Open-source specialist Red Hat has launched a "real-time" addition to its Linux operating system, which it claims will make some features run 100 times faster than rival technologies.
Red Hat's Messaging Real-time Grid (MRG) was launched as a beta on Tuesday with a full release in the first half of 2008. MRG is an addition to the open-source specialist's Red Hat Enterprise Linux platform, and is designed for businesses such as banks that need to carry out transactions on their IT systems as instantaneously as possible, or "real-time".
MRG gives Red Hat's core operating system real-time functionality, said Scott Crenshaw, vice president of Red Hat's infrastructure business unit at a pre-launch event on Monday. With a real-time operating system, IT managers would have guaranteed response times, and no longer have to overprovision to meet required service levels, he explained. "Our prediction is that real-time will become a normal part of the infrastructure."

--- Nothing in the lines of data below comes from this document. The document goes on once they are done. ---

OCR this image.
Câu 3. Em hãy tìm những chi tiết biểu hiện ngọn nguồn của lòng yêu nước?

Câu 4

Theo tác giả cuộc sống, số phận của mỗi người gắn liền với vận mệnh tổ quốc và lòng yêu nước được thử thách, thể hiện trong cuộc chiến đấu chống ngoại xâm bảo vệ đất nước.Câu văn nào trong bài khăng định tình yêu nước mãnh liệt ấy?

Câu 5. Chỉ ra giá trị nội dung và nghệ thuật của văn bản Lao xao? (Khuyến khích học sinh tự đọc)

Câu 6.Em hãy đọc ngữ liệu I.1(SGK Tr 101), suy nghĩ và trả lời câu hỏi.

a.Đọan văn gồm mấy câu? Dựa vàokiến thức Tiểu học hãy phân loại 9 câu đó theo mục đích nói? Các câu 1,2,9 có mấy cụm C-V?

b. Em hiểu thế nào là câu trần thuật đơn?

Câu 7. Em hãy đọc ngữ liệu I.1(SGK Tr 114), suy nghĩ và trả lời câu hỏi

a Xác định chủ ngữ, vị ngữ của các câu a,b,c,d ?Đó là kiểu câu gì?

MRG includes message-queuing middleware, that allows applications to communicate with each other. It is the first commercial implementation of Advanced Message Queuing Protocol (AMQP), an open-source system that Crenshaw claims is 100 times faster than competing proprietary products from Tibco and IBM.
"I don't think this is the last time you'll see a hundredfold improvement," said Crenshaw, who credits the speed-up of messaging services to the community-development model.
The other notable feature of the MRG platform is its grid capability, which will allow enterprise applications to "steal" spare processor cycles from Linux desktops. "Previously grid has been for high-performance computing (HPC)," said Crenshaw. "We are extending that to any application -- we call it high throughput computing [HTC]." If there is high demand on Web servers, for instance, a company's IT system would be able to use more capacity on desktops and on commercial grid services such as Amazon's Elastic Compute Cloud."
The grid features are developed from a joint project at the University of Wisconsin, where Red Hat engineers worked alongside academics, said Crenshaw. The ability to "steal" cycles from desktops is based on integration with Intel's vPro desktop management technology, which also improves RHEL's ability to manage desktop systems.